The Democratic Party now has a super majority in both California state houses. California is increasingly becoming a one-party state. However, working people continue to have their voice and their concerns shut out from the state’s affairs. Socialist Alternative campaigned to send Jovanka Beckles, a member of the Democratic Socialists of America to the State Assembly where she could have been the lone voice for working people that was willing to call out big business in crises like these.

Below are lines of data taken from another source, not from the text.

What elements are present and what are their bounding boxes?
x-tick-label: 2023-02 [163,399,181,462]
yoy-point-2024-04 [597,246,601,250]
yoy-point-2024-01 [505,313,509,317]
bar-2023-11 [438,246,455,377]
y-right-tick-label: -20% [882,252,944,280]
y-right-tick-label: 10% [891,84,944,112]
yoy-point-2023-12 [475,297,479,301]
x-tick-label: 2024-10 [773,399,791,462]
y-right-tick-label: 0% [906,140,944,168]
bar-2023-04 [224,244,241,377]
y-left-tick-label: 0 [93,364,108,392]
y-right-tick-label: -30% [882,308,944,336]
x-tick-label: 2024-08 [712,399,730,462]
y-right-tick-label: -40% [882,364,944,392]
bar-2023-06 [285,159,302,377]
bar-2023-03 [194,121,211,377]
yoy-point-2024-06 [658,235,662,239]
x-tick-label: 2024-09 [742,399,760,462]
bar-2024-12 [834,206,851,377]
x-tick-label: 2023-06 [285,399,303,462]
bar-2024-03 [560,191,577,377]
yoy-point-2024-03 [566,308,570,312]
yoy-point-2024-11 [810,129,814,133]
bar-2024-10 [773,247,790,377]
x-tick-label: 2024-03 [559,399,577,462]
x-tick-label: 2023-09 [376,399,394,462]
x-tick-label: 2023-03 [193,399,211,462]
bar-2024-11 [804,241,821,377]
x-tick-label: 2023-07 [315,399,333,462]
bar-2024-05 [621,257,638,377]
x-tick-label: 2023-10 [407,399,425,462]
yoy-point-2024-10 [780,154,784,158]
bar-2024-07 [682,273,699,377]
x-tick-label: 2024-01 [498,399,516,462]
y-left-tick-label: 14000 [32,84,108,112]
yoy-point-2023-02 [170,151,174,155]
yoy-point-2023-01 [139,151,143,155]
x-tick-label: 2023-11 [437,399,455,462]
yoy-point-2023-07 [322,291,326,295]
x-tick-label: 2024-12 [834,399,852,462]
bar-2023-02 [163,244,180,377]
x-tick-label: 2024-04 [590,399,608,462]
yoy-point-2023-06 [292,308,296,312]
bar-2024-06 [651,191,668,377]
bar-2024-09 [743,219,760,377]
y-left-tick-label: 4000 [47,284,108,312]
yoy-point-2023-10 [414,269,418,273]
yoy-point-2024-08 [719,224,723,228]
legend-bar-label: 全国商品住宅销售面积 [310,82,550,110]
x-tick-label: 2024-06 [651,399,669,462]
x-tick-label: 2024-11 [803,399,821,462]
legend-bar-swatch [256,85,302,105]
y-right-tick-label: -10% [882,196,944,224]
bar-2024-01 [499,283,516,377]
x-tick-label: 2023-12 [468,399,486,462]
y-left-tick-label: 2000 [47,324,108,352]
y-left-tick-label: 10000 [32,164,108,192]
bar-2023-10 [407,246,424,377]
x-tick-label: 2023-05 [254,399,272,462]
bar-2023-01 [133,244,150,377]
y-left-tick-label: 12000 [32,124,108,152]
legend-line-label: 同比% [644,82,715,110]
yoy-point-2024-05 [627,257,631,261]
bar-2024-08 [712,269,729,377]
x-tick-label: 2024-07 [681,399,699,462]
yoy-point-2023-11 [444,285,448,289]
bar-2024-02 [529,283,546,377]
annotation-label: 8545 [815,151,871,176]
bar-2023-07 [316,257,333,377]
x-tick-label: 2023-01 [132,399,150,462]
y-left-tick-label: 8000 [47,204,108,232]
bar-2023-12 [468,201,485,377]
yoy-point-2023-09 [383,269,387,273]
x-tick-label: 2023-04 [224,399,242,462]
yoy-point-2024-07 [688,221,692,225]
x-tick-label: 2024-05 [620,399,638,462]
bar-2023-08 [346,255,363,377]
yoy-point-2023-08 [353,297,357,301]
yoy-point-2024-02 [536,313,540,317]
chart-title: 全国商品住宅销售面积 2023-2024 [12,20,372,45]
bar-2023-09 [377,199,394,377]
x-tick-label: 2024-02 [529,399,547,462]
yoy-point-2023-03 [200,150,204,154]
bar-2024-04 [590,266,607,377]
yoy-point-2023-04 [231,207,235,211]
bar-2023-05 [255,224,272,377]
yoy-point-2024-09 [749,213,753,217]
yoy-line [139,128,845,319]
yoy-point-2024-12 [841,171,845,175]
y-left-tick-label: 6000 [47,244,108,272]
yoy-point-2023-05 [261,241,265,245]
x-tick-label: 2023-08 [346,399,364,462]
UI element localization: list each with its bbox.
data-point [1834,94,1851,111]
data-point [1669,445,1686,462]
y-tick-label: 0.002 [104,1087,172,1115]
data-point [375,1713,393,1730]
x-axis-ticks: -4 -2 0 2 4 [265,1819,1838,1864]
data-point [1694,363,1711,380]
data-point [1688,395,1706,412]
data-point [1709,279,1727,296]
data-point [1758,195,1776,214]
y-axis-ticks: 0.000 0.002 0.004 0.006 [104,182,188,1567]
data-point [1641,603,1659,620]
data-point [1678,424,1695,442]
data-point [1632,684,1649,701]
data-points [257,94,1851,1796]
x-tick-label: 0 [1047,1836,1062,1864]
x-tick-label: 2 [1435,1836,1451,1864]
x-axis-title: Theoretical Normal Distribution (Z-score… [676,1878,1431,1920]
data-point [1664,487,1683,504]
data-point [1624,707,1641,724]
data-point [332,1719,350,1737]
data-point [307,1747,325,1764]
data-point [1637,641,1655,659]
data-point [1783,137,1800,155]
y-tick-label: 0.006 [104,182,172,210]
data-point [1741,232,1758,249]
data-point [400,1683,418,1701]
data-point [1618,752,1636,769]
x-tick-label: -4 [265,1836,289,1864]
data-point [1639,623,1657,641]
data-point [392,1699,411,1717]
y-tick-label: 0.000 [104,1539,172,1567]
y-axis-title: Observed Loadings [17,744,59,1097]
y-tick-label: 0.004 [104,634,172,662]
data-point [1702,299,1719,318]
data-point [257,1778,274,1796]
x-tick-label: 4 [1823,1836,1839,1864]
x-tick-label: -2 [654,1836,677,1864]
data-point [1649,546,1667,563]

Alexandria Ocasio-Cortez recently joined a sit-in at likely House Speaker Nancy Pelosi’s office to highlight inaction by the establishment on climate change. This was a good start for the new Congressperson. Were she, as the voice of a new generation, to issue a call for mass mobilizations for a Green New Deal, alongside progressive unions, the billionaires and the right could be pushed back.,These mobilizations would need to be centered on a clear program to tax the rich to fund affordable housing, universal healthcare and education and for massive investment in retooling the economy on a sustainable basis.
The incredible human tragedy of the fire itself has gripped the attention of all Californians. The stories of those that managed to flee the fire in time reminds us of the terrible suffering of those that could not. Over 50,000 people have evacuated. The full resources of the state must be mobilized to provide quality temporary shelter until permanent affordable housing can be built. This fire has further underlined the crisis of availability of housing in California. It has further underlined the need for a high quality Medicare for All health system. These fire crises will continue. The poor response must not.
Working people in California were completely unprepared for the current smoke crisis that has hundreds of thousands beginning to display symptoms of respiratory distress. The governing party of the state, the Democratic Party, have the experts at hand that could have predicted this crisis: what they were lacking was the will to put the people first. We need a party that will put our needs first and will be independent of what the private healthcare, utility and fossil fuel companies demand. Ultimately we need to get rid of the entire system of capitalism that creates disasters like the Camp Fire and then is completely unable to respond to them.
- Tax California’s 1% to fully fund public infrastructure and disaster preparedness;
- Green New Deal for California’s economy: union jobs for all;
- End Fossil Fuel extraction;
- Medicare for All Now!
- Bring PG&E into public ownership, as well as the fossil fuel industry and energy sector generally, under democratic control;
- Affordable, Safe Housing Available to all through Taxing the Rich.